-19. BÖLÜM -

6.6K 180 11
                                    

Gözlerim karşımda duran silahını hala indirmemiş kişide ve arkasındaki dedemdeydi. Dedem endişeli bir şekilde bana bakıyordu.

Bende ona bakmayı kesip hala silahını indirmemiş olan Kerem beye bakıyordum. Gözleri silahı hala bana doğrultan adamlardaydı.

Birden yukarıdan gelen seslerle irkildim ama arkama bakamadım. "Elvan." endişeli gelen sesle gözlerimi kapatıp geri açtım ve yere baktım. Yere eğilip adamın boynuna parmağımı bastırdım. Nefes yok, solunum yok. Kerem bir adamı öldürmüştü. Benim için. Şimdi hapsemi girecekti?

"Elvan, kadınım. Bana bak. Bir şeyin varmı?" kolumdan tutulup yerden kaldırıldım. Sonra gözlerim Asafımla kesişti. Bana çok endişeli bakıyordu.

"Elvan iyi misin?" kafamı olumlu anlamda sallayıp Kereme baktım. Silahını indirmiş bize bakıyordu.

Dedem ve Kerem bize doğru ilerledi. Yerdeki adamın adamlarından bazıları ya kaçmış, bazılarıda o adamın başına oturmuş yaşıyormu diye bakıyorlardı.

Yanımıza gelen dedem ve Keremle gözlerim sadece Keremde takılı kaldı. O bana bakmıyordu ama ben bakacaktım. Neden kendi hayatını böyle bir şey için tehlikeye attı ki. Anlayamıyorum.

"Elvan kızım. İyi misin?" kafamı olumlu anlamda sallayıp, bu sefer bana bakan Kerem beyin gözlerine baktım.

Sonrada başımı Asafa çevirip baktım. Endişeli yüzü sadece bana odaklanmıştı. Şuan ne yapacağımı şaşırmıştım. Benden önce Ali Asaf davranıp, ellerini belime sarıp beni kendisine çekti.

Bende elimi onun boynuna dolayıp, kendimi huzurun kollarına bıraktım.

Asafın benden ayrılmasıyla ona baktım. Gözleri Kereme odaklanmış şekilde. "sağol. Ben burayı hallederim. Senin başın yanmayacak." Kerem sadece kafasını sallayıp arkasını döndü ve gitti.
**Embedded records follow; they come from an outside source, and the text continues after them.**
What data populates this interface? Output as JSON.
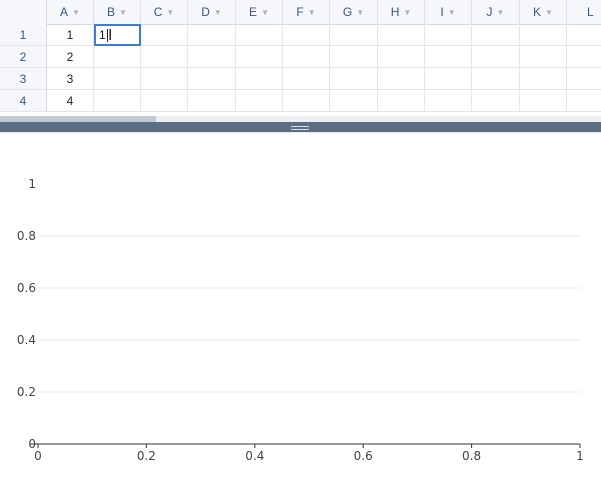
{
  "spreadsheet": {
    "columns": [
      "A",
      "B",
      "C",
      "D",
      "E",
      "F",
      "G",
      "H",
      "I",
      "J",
      "K",
      "L"
    ],
    "rows": [
      {
        "header": "1",
        "a": "1"
      },
      {
        "header": "2",
        "a": "2"
      },
      {
        "header": "3",
        "a": "3"
      },
      {
        "header": "4",
        "a": "4"
      }
    ],
    "active_cell": {
      "address": "B1",
      "value": "1"
    }
  },
  "chart_data": {
    "type": "scatter",
    "title": "",
    "xlabel": "",
    "ylabel": "",
    "series": [],
    "xlim": [
      0,
      1
    ],
    "ylim": [
      0,
      1
    ],
    "x_ticks": [
      "0",
      "0.2",
      "0.4",
      "0.6",
      "0.8",
      "1"
    ],
    "y_ticks": [
      "0",
      "0.2",
      "0.4",
      "0.6",
      "0.8",
      "1"
    ],
    "grid": true
  },
  "colors": {
    "selection": "#3b7ddd",
    "header_text": "#33578a",
    "splitter": "#5b6e83"
  }
}
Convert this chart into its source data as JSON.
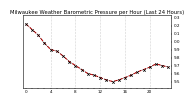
{
  "title": "Milwaukee Weather Barometric Pressure per Hour (Last 24 Hours)",
  "x_hours": [
    0,
    1,
    2,
    3,
    4,
    5,
    6,
    7,
    8,
    9,
    10,
    11,
    12,
    13,
    14,
    15,
    16,
    17,
    18,
    19,
    20,
    21,
    22,
    23
  ],
  "pressure": [
    30.22,
    30.15,
    30.08,
    29.98,
    29.9,
    29.88,
    29.82,
    29.75,
    29.7,
    29.65,
    29.6,
    29.58,
    29.55,
    29.52,
    29.5,
    29.52,
    29.55,
    29.58,
    29.62,
    29.65,
    29.68,
    29.72,
    29.7,
    29.68
  ],
  "line_color": "#dd0000",
  "marker_color": "#000000",
  "bg_color": "#ffffff",
  "grid_color": "#aaaaaa",
  "title_fontsize": 3.8,
  "tick_fontsize": 3.0,
  "ylim": [
    29.42,
    30.33
  ],
  "yticks": [
    29.5,
    29.6,
    29.7,
    29.8,
    29.9,
    30.0,
    30.1,
    30.2,
    30.3
  ],
  "ytick_labels": [
    "9.5",
    "9.6",
    "9.7",
    "9.8",
    "9.9",
    "0.0",
    "0.1",
    "0.2",
    "0.3"
  ],
  "xtick_step": 4,
  "vgrid_positions": [
    4,
    8,
    12,
    16,
    20
  ]
}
"Elvan. Sende odana. Yat dinlen. Ben senin yanına geleceğim."

"tamam. Ben iyiyim. Endişelenme daha fazla." gülümseyip yanaklarımdan tutup alnıma öpücük koydu.

Ondan ayrıldıktan sonra dedeme sarıldım ve tüm bakışlara rağmen kimseye bakmadan yukarıya çıktım. Birazdan burada çıkacak kıyameti bile önemsememeye çalışıyordum.

Odama girdikten sonra yatağıma oturup sadece bekledim. Neyi beklediğimi bilmeden öylece oturdum.

Aşağıdan gelen bağırma sesleri Asafın ne denli delirdiğini gösteriyordu.

Uzun bir sürenin ardından sadece yatağın başlığına yaslandım. Sesler kesilmişti ama gelen giden olmamıştı.

O sırada Asaf karşısındaki dayaktan yüzü gözü kan olmuş adamlara bakıyordu. Yanı başında Emre ve Salih ağa vardı.

"konuş lan. Ne cesaretle benim konağımda, benim karıma silah doğrultursunuz. Benden habersiz kim töreyi yönetiyor?" adamlar o kadar dayak yemişti ki en sonunda arasından biri.

"ağam. Valla biz yapmadık. Bizim ağa emretti, onun emrine uyduk. Ağam Emir kuluyuz."

"kim lan sizin ağanız?"

"İ-İdris ağa." adamın titreyerek söylediği şeye Asaf sadece kahkaha atmak istiyordu. İdris he. Bu köpek ne zamandan beri bize böyle düşman kesildi. Onunda bu adamları kadar kötü olmasını istiyordu. Hatta arzuluyordu.

Adamlarına bakıp "alın bu köpekleri, sahiplerinin önüne atın. Bide mesaj olarak Ali Asaf Ağa ziyaretinize gelecek de."

"tamam ağam... Kalkın lan." adam Asafa saygılı bir şekilde konuştuktan sonra diğer adamlara koşarak bağırdı.